A federal judge in California has upheld a ruling that declared Proposition 8, California's gay marriage ban, unconstitutional.

Proponents of the ban on Monday asked U.S. District Judge James Ware to invalidate Judge Vaughn Walker's August ruling overturning the 2008 voter-approved ban because Walker has since acknowledged that he's gay and in a ten-year relationship with a physician.

The 67-year-old Walker acknowledged that he's gay after he retired from the bench.

Lawyers for Protect Marriage, the coalition of socially conservative groups defending the law, argued that Walker should have recused himself because he's in a same-sex relationship and stood to personally benefit from the verdict.
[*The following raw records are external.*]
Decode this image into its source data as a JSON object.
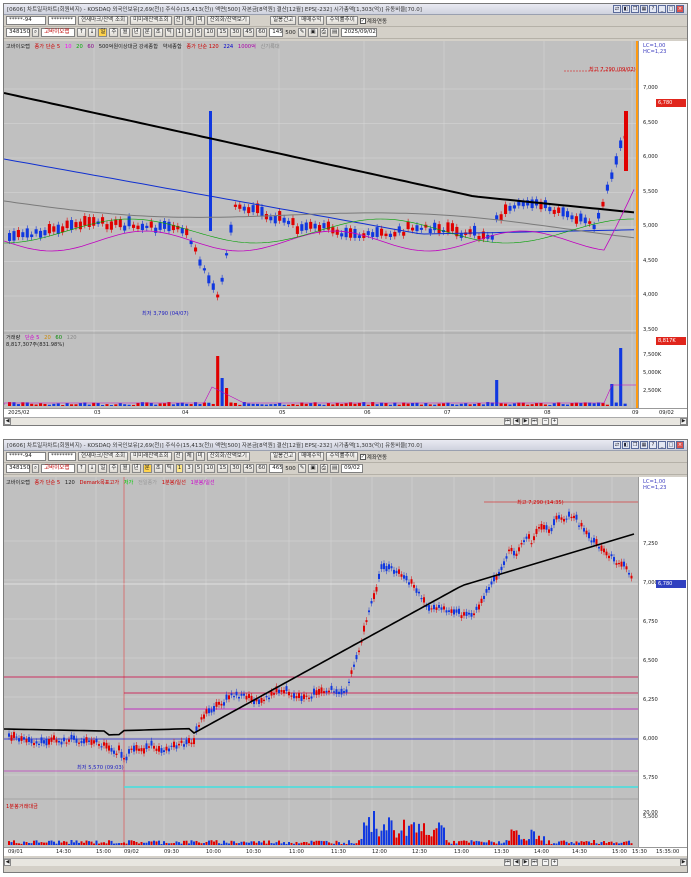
{
  "window1": {
    "title": "[0606] 차트일자차트(회원비지) - KOSDAQ 외국인보유[2,69(천)] 주식수(15,413(천)) 액면[500] 자본금[8억원] 결산[12월] EPS[-232] 시가총액[1,303(억)] 유동비율[70.0]",
    "toolbar": {
      "account_value": "*****-94",
      "password_value": "********",
      "buttons": [
        "현재마크/잔액 조회",
        "미미래잔액조회",
        "전",
        "체",
        "미",
        "잔회화/잔액보기",
        "일봉건고",
        "매매수익",
        "수익률추이"
      ],
      "exec_check": "계좌연동",
      "code_value": "348150",
      "stock_name": "고바이오랩",
      "period_buttons": [
        "주",
        "월",
        "년",
        "분",
        "초",
        "틱"
      ],
      "interval_buttons": [
        "1",
        "3",
        "5",
        "10",
        "15",
        "30",
        "45",
        "60"
      ],
      "count_value": "145",
      "count_max": "500",
      "date_value": "2025/09/02"
    },
    "legend_main": [
      "고바이오랩",
      "종가 단순 5",
      "10",
      "20",
      "60",
      "500억원이상대금 강세종합",
      "약세종합",
      "종가 단순 120",
      "224",
      "1000억",
      "신기록대"
    ],
    "legend_volume": [
      "거래량",
      "단순 5",
      "20",
      "60",
      "120"
    ],
    "volume_readout": "8,817,307주(831.98%)",
    "annotations": {
      "high": "최고 7,290 (09/02)",
      "low": "최저 3,790 (04/07)"
    },
    "price_axis": [
      "7,000",
      "6,500",
      "6,000",
      "5,500",
      "5,000",
      "4,500",
      "4,000",
      "3,500"
    ],
    "price_axis_top": "LC=1,00 HC=1,23",
    "current_price": "6,780",
    "volume_axis": [
      "7,500K",
      "5,000K",
      "2,500K"
    ],
    "volume_badge": "8,817K",
    "x_axis": [
      "2025/02",
      "03",
      "04",
      "05",
      "06",
      "07",
      "08",
      "09",
      "09/02"
    ]
  },
  "window2": {
    "title": "[0606] 차트일자차트(회원비지) - KOSDAQ 외국인보유[2,69(천)] 주식수(15,413(천)) 액면[500] 자본금[8억원] 결산[12월] EPS[-232] 시가총액[1,303(억)] 유동비율[70.0]",
    "toolbar": {
      "account_value": "*****-94",
      "password_value": "********",
      "buttons": [
        "현재마크/잔액 조회",
        "미미래잔액조회",
        "전",
        "체",
        "미",
        "잔회화/잔액보기",
        "일봉건고",
        "매매수익",
        "수익률추이"
      ],
      "exec_check": "계좌연동",
      "code_value": "348150",
      "stock_name": "고바이오랩",
      "period_buttons": [
        "주",
        "월",
        "년",
        "분",
        "초",
        "틱"
      ],
      "interval_buttons": [
        "1",
        "3",
        "5",
        "10",
        "15",
        "30",
        "45",
        "60"
      ],
      "count_value": "465",
      "count_max": "500",
      "date_value": "09/02"
    },
    "legend_main": [
      "고바이오랩",
      "종가 단순 5",
      "120",
      "Demark목표고가",
      "저가",
      "전일종가",
      "1분봉/일선",
      "1분봉/일선"
    ],
    "legend_volume": [
      "1분봉거래대금"
    ],
    "annotations": {
      "high": "최고 7,290 (14:35)",
      "low": "최저 5,570 (09:03)"
    },
    "price_axis": [
      "7,250",
      "7,000",
      "6,750",
      "6,500",
      "6,250",
      "6,000",
      "5,750",
      "5,500"
    ],
    "price_axis_top": "LC=1,00 HC=1,23",
    "current_price": "6,780",
    "volume_axis": [
      "20,00"
    ],
    "x_axis": [
      "09/01",
      "14:30",
      "15:00",
      "09/02",
      "09:30",
      "10:00",
      "10:30",
      "11:00",
      "11:30",
      "12:00",
      "12:30",
      "13:00",
      "13:30",
      "14:00",
      "14:30",
      "15:00",
      "15:30"
    ],
    "x_axis_right": "15:35:00"
  }
}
“It now appears that Judge Walker, at the time the complaint was filed and throughout this litigation, occupied precisely those same shoes as the plaintiffs,” attorney Charles Cooper said.

Lawyers representing the two gay couples challenging the constitutionality of the law called the motion a thinly veiled attack on Walker's sexual orientation.

Ware said on Tuesday that Walker's sexual orientation did not create a conflict of interest.

Ware “erased all doubt that the Prop 8 trial was anything but fair and thorough and sent a powerful message that extreme fringe groups cannot strong-arm the law,” said Chad Griffin, board president of the American Foundation for Equal Rights (AFER), the group formed specifically to challenge the law.

“Prop 8 is hanging by a thread,” he added.

The U.S. 9th Circuit Court of Appeals put Walker's ruling on hold as it considers an appeal.